ATI LPN
ATI PN Comprehensive Predictor 2023 Quizlet
1. A client with an NG tube is experiencing nausea and a decrease in gastric secretions. What should the nurse do first?
- A. Position the client on their left side
- B. Irrigate the NG tube with sterile water
- C. Replace the NG tube with a new one
- D. Increase the suction setting to relieve the blockage
Correct answer: B
Rationale: The correct first action for a client with an NG tube experiencing nausea and decreased gastric secretions is to irrigate the NG tube with sterile water. This can help clear any blockages in the tube, which may be causing the symptoms. Positioning the client on their left side may be helpful for enteral feedings but is not the priority in this situation. Replacing the NG tube should not be the initial step unless irrigation fails to resolve the issue. Increasing the suction setting without attempting to clear the blockage can be harmful to the client.
2. What is the priority nursing action for a client with dehydration?
- A. Administer oral fluids
- B. Monitor electrolyte levels
- C. Administer antiemetics as needed
- D. Encourage bed rest
Correct answer: B
Rationale: The priority nursing action for a client with dehydration is to monitor electrolyte levels. Dehydration can cause imbalances in electrolytes such as sodium and potassium, affecting essential bodily functions. Monitoring electrolyte levels is crucial to promptly identify and correct any imbalances. While administering oral fluids (Choice A) is vital in treating dehydration, monitoring electrolyte levels takes precedence as it directly addresses the underlying imbalance. Administering antiemetics (Choice C) may be necessary for nausea and vomiting but is not the priority over electrolyte monitoring. Encouraging bed rest (Choice D) can conserve energy but is not as critical as monitoring electrolyte levels to prevent complications related to electrolyte imbalances.
3. A nurse is preparing to administer a medication to a client. The client states, 'I'm sick of all these medications, and I'm not taking any more today!' Which of the following actions should the nurse take?
- A. Ask the client to discuss their feelings
- B. Explain the importance of the medications
- C. Document the refusal and withhold the medication
- D. Inform the client of the possible consequences of refusal
Correct answer: D
Rationale: When a client refuses medication, the nurse should inform the client of the possible consequences of refusal. This action helps the client understand the risks associated with not taking the medication. Asking the client to discuss their feelings (choice A) is important but should follow after informing them of the consequences. Explaining the importance of the medications (choice B) might not address the immediate concern of the client. Documenting the refusal and withholding the medication (choice C) should be done after informing the client of the consequences and attempting to address their concerns.

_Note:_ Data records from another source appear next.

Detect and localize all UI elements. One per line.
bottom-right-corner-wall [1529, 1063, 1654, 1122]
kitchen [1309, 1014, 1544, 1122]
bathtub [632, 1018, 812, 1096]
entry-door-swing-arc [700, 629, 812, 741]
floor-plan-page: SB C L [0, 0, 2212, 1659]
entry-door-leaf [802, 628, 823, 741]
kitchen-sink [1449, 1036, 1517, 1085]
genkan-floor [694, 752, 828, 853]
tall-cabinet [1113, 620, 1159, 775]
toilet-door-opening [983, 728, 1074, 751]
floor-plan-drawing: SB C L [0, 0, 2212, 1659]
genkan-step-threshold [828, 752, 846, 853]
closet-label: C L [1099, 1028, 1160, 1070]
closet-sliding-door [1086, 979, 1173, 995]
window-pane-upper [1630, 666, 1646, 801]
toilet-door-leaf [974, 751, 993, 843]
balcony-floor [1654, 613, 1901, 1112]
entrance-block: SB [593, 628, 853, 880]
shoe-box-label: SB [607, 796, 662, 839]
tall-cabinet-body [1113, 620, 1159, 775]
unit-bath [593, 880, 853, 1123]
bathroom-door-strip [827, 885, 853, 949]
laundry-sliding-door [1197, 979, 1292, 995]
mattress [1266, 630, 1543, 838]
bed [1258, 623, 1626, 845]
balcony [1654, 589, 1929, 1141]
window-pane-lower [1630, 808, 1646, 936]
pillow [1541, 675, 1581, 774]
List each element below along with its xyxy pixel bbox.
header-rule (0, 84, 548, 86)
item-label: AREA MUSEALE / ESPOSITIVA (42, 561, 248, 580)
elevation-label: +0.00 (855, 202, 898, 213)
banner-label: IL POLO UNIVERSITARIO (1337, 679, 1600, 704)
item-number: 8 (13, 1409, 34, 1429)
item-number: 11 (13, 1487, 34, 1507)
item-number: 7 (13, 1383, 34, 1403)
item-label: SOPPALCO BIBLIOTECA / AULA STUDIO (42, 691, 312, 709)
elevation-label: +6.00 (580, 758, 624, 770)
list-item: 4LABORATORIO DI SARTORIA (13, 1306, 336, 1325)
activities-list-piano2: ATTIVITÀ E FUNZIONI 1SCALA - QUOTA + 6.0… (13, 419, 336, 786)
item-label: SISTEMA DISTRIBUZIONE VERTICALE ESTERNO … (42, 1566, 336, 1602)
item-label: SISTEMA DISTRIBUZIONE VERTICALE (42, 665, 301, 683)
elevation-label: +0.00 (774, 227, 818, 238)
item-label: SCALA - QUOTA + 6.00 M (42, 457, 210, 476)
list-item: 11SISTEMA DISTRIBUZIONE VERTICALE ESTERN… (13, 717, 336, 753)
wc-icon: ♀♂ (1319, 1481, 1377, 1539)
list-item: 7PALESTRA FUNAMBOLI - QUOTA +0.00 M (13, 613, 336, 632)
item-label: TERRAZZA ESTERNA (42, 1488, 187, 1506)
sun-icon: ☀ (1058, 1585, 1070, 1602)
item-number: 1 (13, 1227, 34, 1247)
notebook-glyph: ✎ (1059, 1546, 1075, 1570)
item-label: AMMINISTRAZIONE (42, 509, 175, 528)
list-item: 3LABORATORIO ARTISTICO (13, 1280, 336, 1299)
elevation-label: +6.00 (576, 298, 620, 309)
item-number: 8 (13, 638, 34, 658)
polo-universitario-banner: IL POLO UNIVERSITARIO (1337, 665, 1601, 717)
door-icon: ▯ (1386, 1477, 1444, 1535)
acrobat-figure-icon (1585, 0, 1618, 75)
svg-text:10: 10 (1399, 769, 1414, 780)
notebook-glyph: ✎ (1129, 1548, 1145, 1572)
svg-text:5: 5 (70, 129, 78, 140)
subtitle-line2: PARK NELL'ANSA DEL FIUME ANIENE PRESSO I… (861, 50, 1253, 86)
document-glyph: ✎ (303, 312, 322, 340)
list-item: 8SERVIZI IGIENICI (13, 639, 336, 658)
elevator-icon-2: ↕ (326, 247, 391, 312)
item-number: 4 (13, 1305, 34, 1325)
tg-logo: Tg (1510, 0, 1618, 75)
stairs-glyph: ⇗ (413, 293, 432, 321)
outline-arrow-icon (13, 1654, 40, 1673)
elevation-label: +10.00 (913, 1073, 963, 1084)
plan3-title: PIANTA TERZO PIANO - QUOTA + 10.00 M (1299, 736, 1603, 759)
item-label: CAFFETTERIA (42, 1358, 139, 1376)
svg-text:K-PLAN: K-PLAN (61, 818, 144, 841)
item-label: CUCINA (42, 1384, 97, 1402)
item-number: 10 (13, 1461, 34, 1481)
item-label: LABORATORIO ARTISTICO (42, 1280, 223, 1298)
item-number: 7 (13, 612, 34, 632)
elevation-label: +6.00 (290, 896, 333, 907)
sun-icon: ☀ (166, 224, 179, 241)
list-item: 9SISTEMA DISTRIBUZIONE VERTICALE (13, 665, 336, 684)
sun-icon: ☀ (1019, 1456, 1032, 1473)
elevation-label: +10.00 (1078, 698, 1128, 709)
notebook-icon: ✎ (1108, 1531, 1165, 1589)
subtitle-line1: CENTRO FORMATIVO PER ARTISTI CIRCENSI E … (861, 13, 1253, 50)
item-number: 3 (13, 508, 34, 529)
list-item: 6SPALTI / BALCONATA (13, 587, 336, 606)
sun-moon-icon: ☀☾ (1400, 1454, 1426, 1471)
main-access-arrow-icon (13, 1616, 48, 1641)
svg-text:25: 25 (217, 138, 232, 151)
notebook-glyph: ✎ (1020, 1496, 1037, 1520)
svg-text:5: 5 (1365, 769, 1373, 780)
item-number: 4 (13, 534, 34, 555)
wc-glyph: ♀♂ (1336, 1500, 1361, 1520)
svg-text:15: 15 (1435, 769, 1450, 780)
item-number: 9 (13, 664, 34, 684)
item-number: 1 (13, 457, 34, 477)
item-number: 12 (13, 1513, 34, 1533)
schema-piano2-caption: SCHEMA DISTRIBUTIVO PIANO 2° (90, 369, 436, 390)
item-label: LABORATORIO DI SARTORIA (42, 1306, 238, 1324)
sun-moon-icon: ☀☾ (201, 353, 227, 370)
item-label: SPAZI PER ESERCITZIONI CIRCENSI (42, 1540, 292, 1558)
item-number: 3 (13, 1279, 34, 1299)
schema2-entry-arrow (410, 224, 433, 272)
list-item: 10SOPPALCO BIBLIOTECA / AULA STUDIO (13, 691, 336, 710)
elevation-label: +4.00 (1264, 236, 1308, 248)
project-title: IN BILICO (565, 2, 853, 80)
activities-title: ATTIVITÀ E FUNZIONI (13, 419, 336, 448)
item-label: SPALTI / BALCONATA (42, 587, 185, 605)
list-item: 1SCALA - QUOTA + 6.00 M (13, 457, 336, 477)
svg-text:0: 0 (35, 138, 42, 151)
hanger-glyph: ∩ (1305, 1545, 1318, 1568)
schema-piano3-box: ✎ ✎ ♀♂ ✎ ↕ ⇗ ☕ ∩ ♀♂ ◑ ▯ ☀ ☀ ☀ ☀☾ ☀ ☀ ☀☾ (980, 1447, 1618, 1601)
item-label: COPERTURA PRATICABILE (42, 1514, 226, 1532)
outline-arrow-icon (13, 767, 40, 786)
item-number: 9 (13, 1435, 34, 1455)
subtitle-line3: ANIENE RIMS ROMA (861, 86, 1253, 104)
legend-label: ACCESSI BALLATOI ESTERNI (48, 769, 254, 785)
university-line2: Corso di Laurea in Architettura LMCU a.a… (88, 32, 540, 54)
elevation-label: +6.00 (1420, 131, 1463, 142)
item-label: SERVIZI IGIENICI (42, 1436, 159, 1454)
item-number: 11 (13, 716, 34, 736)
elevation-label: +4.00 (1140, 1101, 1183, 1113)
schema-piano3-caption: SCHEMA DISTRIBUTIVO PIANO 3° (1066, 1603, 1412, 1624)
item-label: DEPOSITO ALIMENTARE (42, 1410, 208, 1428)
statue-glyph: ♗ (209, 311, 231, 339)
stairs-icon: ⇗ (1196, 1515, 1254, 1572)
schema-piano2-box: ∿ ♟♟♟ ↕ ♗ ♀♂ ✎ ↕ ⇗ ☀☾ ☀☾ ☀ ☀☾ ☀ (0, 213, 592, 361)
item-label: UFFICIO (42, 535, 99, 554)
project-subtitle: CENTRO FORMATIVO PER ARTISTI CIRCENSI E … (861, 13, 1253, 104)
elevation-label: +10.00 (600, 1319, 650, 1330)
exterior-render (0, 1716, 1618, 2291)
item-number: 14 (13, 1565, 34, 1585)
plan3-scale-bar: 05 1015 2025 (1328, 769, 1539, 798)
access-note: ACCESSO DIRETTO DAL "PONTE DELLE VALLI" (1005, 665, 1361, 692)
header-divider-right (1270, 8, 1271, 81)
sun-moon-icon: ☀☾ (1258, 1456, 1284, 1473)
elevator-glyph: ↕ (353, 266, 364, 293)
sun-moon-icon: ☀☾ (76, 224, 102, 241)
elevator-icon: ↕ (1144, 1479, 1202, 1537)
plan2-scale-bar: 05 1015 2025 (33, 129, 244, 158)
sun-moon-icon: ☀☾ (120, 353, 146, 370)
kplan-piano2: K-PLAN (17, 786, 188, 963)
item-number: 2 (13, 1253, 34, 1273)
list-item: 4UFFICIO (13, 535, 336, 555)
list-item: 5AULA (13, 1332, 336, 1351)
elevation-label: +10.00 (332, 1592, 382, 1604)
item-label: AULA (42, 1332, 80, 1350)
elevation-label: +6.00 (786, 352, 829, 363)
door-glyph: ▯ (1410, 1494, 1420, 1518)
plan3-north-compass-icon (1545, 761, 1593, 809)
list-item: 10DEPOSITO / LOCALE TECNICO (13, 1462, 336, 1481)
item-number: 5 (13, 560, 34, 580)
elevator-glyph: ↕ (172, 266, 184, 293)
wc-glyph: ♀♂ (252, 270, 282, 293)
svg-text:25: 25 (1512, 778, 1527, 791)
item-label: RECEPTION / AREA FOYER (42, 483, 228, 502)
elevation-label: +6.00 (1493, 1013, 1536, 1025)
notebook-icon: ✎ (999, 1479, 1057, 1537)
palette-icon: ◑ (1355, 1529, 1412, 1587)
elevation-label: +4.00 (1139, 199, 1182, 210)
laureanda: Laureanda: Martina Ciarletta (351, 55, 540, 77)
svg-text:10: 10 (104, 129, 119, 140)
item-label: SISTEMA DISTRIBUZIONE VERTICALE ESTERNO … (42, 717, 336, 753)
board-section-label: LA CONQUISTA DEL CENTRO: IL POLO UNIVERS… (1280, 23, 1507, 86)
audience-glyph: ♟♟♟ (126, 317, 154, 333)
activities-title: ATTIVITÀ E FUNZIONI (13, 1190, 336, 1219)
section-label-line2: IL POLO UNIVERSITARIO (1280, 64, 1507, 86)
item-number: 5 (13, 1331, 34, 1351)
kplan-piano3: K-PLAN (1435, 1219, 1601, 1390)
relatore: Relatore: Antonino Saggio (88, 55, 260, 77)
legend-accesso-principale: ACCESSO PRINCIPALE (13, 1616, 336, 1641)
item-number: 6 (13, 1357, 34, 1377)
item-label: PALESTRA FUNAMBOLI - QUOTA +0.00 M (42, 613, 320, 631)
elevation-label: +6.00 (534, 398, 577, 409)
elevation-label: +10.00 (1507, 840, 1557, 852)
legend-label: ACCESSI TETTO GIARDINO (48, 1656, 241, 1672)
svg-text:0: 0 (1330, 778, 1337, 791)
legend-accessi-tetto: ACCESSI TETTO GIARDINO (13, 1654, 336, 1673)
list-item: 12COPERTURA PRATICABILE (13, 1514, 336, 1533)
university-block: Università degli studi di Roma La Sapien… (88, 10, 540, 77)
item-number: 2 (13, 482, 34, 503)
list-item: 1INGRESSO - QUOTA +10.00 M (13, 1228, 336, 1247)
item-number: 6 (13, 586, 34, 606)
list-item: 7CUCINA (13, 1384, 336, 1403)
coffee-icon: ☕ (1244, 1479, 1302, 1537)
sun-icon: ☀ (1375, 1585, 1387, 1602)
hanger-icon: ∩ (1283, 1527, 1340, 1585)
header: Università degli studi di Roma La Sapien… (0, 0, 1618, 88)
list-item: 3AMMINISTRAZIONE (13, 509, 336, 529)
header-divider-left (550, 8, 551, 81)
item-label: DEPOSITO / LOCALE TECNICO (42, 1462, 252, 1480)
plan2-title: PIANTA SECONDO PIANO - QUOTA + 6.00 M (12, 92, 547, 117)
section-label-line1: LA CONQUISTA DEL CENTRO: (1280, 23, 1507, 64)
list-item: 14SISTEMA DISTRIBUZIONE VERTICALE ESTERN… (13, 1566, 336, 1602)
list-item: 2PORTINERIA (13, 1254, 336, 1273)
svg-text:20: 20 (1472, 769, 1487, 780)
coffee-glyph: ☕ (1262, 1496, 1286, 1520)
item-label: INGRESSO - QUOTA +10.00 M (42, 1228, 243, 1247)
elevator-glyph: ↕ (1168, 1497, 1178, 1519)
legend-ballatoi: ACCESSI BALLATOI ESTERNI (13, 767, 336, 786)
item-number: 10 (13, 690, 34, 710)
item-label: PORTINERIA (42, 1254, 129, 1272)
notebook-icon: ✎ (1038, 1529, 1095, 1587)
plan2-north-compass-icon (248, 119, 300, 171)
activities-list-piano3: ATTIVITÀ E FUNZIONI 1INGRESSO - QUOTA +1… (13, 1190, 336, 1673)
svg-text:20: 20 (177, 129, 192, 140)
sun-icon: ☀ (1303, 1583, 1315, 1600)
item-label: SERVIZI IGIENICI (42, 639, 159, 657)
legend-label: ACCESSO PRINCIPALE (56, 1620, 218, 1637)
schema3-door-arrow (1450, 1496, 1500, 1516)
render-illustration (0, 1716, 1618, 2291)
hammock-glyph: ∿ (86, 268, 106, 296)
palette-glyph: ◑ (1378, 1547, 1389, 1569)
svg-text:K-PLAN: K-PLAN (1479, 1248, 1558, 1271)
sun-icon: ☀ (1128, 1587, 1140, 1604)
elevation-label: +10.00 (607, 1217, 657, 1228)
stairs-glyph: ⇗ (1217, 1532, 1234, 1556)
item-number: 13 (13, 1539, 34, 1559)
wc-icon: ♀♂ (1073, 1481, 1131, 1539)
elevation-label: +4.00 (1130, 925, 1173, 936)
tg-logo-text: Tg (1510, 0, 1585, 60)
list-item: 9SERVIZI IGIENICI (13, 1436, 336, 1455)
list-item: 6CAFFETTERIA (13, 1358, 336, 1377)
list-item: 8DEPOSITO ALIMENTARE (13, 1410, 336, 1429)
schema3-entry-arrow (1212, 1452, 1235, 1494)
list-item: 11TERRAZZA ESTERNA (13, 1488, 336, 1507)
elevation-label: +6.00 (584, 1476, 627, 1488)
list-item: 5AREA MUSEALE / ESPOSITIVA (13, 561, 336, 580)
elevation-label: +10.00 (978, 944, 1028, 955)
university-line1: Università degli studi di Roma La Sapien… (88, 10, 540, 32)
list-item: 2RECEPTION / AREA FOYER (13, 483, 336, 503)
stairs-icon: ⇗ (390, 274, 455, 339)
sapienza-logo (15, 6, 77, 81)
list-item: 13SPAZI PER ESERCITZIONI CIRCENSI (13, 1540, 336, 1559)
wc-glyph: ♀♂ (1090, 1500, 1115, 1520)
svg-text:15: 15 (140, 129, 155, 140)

4. A nurse is caring for a 37-year-old woman with metastatic ovarian cancer admitted for nausea and vomiting. The physician orders total parenteral nutrition (TPN), a nutritional consult, and diet recall. Which of the following is the BEST indication that the patient's nutritional status has improved after 4 days?
- A. The patient eats most of the food served to her
- B. The patient has gained 1 pound since admission
- C. The patient's albumin level is 4.0mg/dL
- D. The patient's hemoglobin is 8.5g/dL
Correct answer: C
Rationale: An improved albumin level is the best indicator of improved nutritional status after TPN. Albumin is a key protein that reflects the body's overall nutritional status and is commonly used to assess nutritional health. Choices A, B, and D are not as reliable indicators of improved nutritional status. Choice A may not accurately reflect nutritional improvement as it could be influenced by factors other than nutrition. Choice B may indicate fluid retention or loss rather than true nutritional improvement. Choice D, hemoglobin level, is more related to anemia and oxygen-carrying capacity of the blood, rather than nutritional status.
5. What are the early signs of DVT?
- A. Leg pain, swelling, and redness
- B. Shortness of breath and high fever
- C. Cough and chest pain
- D. Decreased oxygen saturation and low blood pressure
Correct answer: A
Rationale: The correct answer is A: Leg pain, swelling, and redness are early signs of DVT. DVT (Deep Vein Thrombosis) is a condition where blood clots form in deep veins, commonly in the legs. These clots can cause symptoms like pain, swelling, and redness in the affected leg. Choices B, C, and D describe symptoms more commonly associated with other conditions like pulmonary embolism (shortness of breath and high fever), respiratory issues (cough and chest pain), and cardiovascular problems (decreased oxygen saturation and low blood pressure), respectively. Therefore, they are not indicative of early signs of DVT.